Apertus: Swiss Open Source LLM

EPFL, ETH Zurich, and the Swiss National Supercomputing Centre (CSCS) have released Apertus, Switzerland’s first large-scale open, multilingual language model:

Apertus is designed with transparency at its core, thereby ensuring full reproducibility of the training process. Alongside the models, the research team has published a range of resources: comprehensive documentation and source code of the training process and datasets used, model weights including intermediate checkpoints – all released under a permissive open-source license, which also allows for commercial use. The terms and conditions are available via Hugging Face.

Apertus was developed with due consideration to Swiss data protection laws, Swiss copyright laws, and the transparency obligations under the EU AI Act. Particular attention has been paid to data integrity and ethical standards: the training corpus builds only on data which is publicly available. It is filtered to respect machine-readable opt-out requests from websites, even retroactively, and to remove personal data, and other undesired content before training begins.

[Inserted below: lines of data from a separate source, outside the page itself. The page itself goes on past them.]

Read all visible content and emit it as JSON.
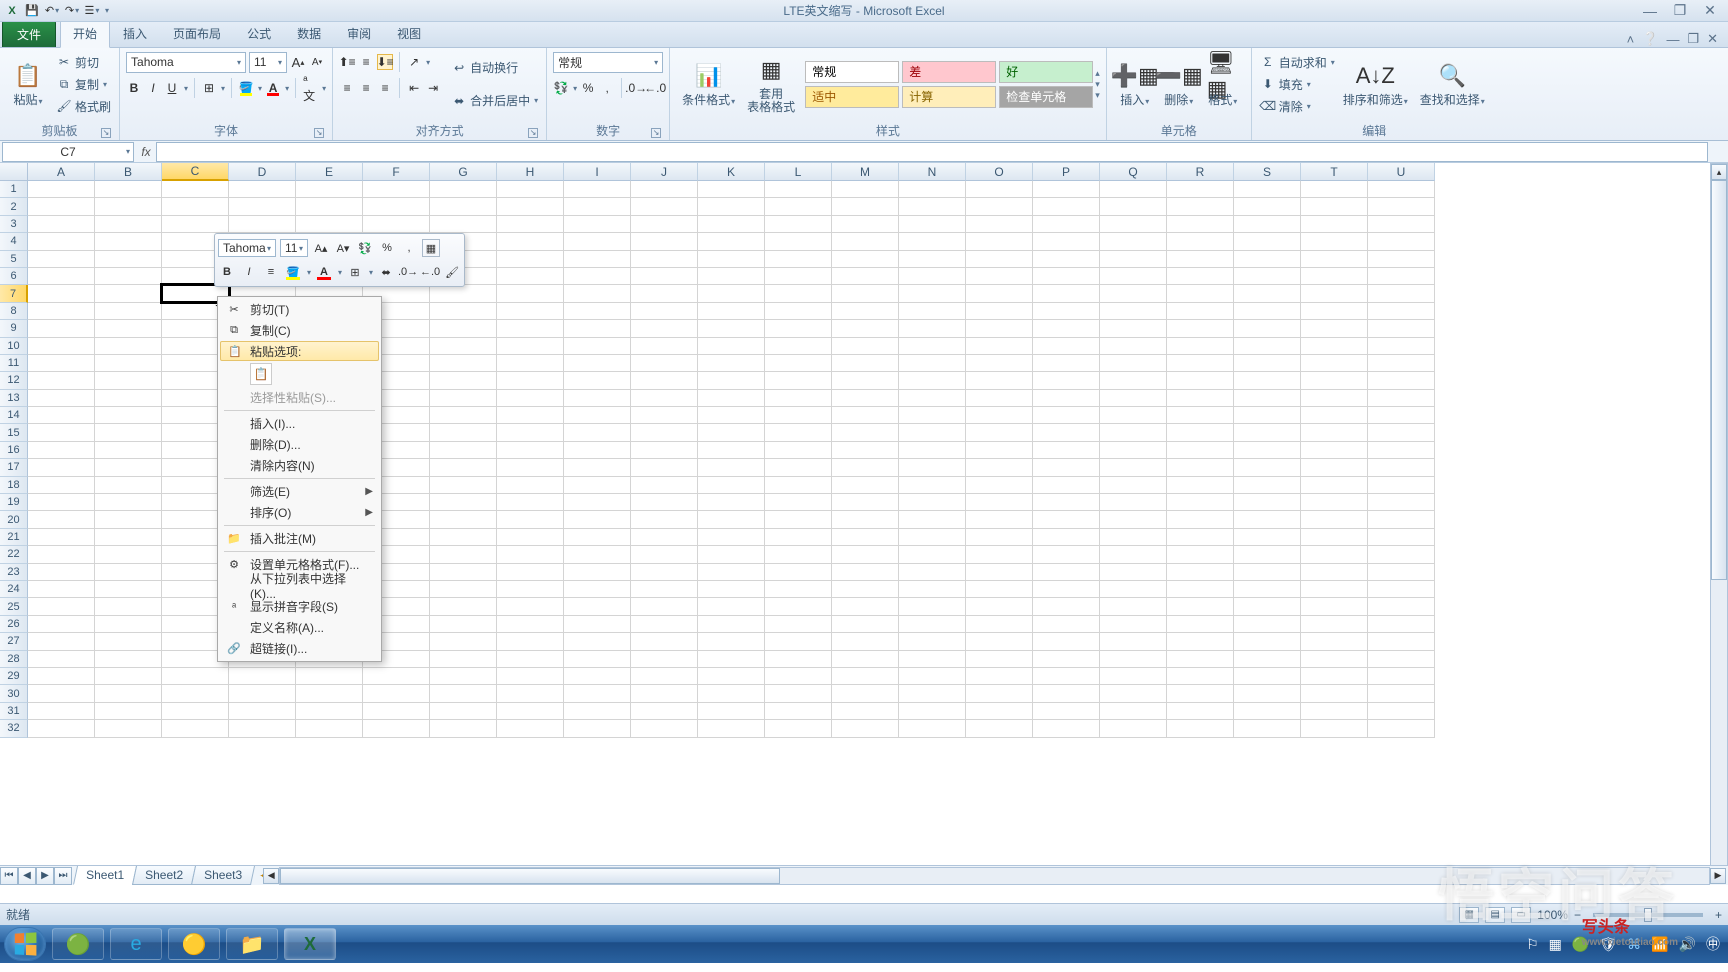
{
  "title": "LTE英文缩写 - Microsoft Excel",
  "qat_icons": [
    "excel-icon",
    "save-icon",
    "undo-icon",
    "redo-icon",
    "print-icon"
  ],
  "tabs": {
    "file": "文件",
    "list": [
      "开始",
      "插入",
      "页面布局",
      "公式",
      "数据",
      "审阅",
      "视图"
    ],
    "active": 0
  },
  "ribbon": {
    "clipboard": {
      "paste": "粘贴",
      "cut": "剪切",
      "copy": "复制",
      "fmtpainter": "格式刷",
      "label": "剪贴板"
    },
    "font": {
      "name": "Tahoma",
      "size": "11",
      "label": "字体"
    },
    "align": {
      "wrap": "自动换行",
      "merge": "合并后居中",
      "label": "对齐方式"
    },
    "number": {
      "fmt": "常规",
      "label": "数字"
    },
    "styles": {
      "condfmt": "条件格式",
      "tblFmt": "套用\n表格格式",
      "cells": [
        {
          "t": "常规",
          "bg": "#ffffff",
          "c": "#000"
        },
        {
          "t": "差",
          "bg": "#ffc7ce",
          "c": "#9c0006"
        },
        {
          "t": "好",
          "bg": "#c6efce",
          "c": "#006100"
        },
        {
          "t": "适中",
          "bg": "#ffeb9c",
          "c": "#9c5700"
        },
        {
          "t": "计算",
          "bg": "#ffeeba",
          "c": "#876300"
        },
        {
          "t": "检查单元格",
          "bg": "#a5a5a5",
          "c": "#ffffff"
        }
      ],
      "label": "样式"
    },
    "cellsGrp": {
      "insert": "插入",
      "delete": "删除",
      "format": "格式",
      "label": "单元格"
    },
    "editing": {
      "sum": "自动求和",
      "fill": "填充",
      "clear": "清除",
      "sort": "排序和筛选",
      "find": "查找和选择",
      "label": "编辑"
    }
  },
  "namebox": "C7",
  "cols": [
    "A",
    "B",
    "C",
    "D",
    "E",
    "F",
    "G",
    "H",
    "I",
    "J",
    "K",
    "L",
    "M",
    "N",
    "O",
    "P",
    "Q",
    "R",
    "S",
    "T",
    "U"
  ],
  "rowcount": 32,
  "selected": {
    "col": "C",
    "row": 7
  },
  "miniToolbar": {
    "font": "Tahoma",
    "size": "11"
  },
  "contextMenu": [
    {
      "t": "剪切(T)",
      "ico": "✂"
    },
    {
      "t": "复制(C)",
      "ico": "⧉"
    },
    {
      "t": "粘贴选项:",
      "ico": "📋",
      "header": true,
      "hov": true
    },
    {
      "pasteOpts": true
    },
    {
      "t": "选择性粘贴(S)...",
      "dis": true
    },
    {
      "sep": true
    },
    {
      "t": "插入(I)..."
    },
    {
      "t": "删除(D)..."
    },
    {
      "t": "清除内容(N)"
    },
    {
      "sep": true
    },
    {
      "t": "筛选(E)",
      "sub": true
    },
    {
      "t": "排序(O)",
      "sub": true
    },
    {
      "sep": true
    },
    {
      "t": "插入批注(M)",
      "ico": "📁"
    },
    {
      "sep": true
    },
    {
      "t": "设置单元格格式(F)...",
      "ico": "⚙"
    },
    {
      "t": "从下拉列表中选择(K)..."
    },
    {
      "t": "显示拼音字段(S)",
      "ico": "ᵃ"
    },
    {
      "t": "定义名称(A)..."
    },
    {
      "t": "超链接(I)...",
      "ico": "🔗"
    }
  ],
  "sheets": [
    "Sheet1",
    "Sheet2",
    "Sheet3"
  ],
  "activeSheet": 0,
  "status": "就绪",
  "zoom": "100%",
  "watermark": "悟空问答",
  "watermark2": "写头条",
  "watermark2sub": "www.xietoutiao.com"
}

Apertus is available on Hugging Face:

2 Likes

The performance isn’t really there yet, but this is a great step forwards. It would be interesting to see if this system meets the OSAID !

Edit: it looks like they have an acceptable use policy :frowning:

The AUP contains obligations that are not present in the Apache-2.0 license. However, even if someone agrees to the AUP on Hugging Face to download the Apertus model, if they subsequently redistribute the unmodified model under Apache-2.0, downstream recipients need only comply with Apache-2.0 and do not need to agree to the AUP (the redistributor’s own AUP obligations may still remain).

I do find this part of the use policy interesting:

The training data and the Apertus LLM may contain or generate information that directly or indirectly refers to an identifiable individual (Personal Data). You process Personal Data as independent controller in accordance with applicable data protection law. SNAI will regularly provide a file with hash values for download which you can apply as an output filter to your use of our Apertus LLM. The file reflects data protection deletion requests which have been addressed to SNAI as the developer of the Apertus LLM. It allows you to remove Personal Data contained in the model output. We strongly advise downloading and applying this output filter from SNAI every six months following the release of the model.

In particular, they ask you to:

process Personal Data as independent controller in accordance with applicable data protection law.

I wonder if use policies that require you to “comply with all applicable law” violates the OSD. It seems to me that this is redundant and would apply to you anyways.

As another example, I like how gpt-oss has a simple straightforward use policy:

We aim for our tools to be used safely, responsibly, and democratically,
while maximizing your control over how you use them.
By using OpenAI gpt-oss-120b, you agree to comply with all applicable law.

I think that it goes without saying that people have to apply with applicable law, because it’s the law. I don’t think we actually need to proactively mention it tbh!

1 Like

In the Apertus AUP, I believe the following clause could constitute an additional restriction:

By using the Apertus LLM you agree to indemnify, defend, and hold harmless ETH Zurich and EPFL against any third-party claims arising from your use of Apertus LLM.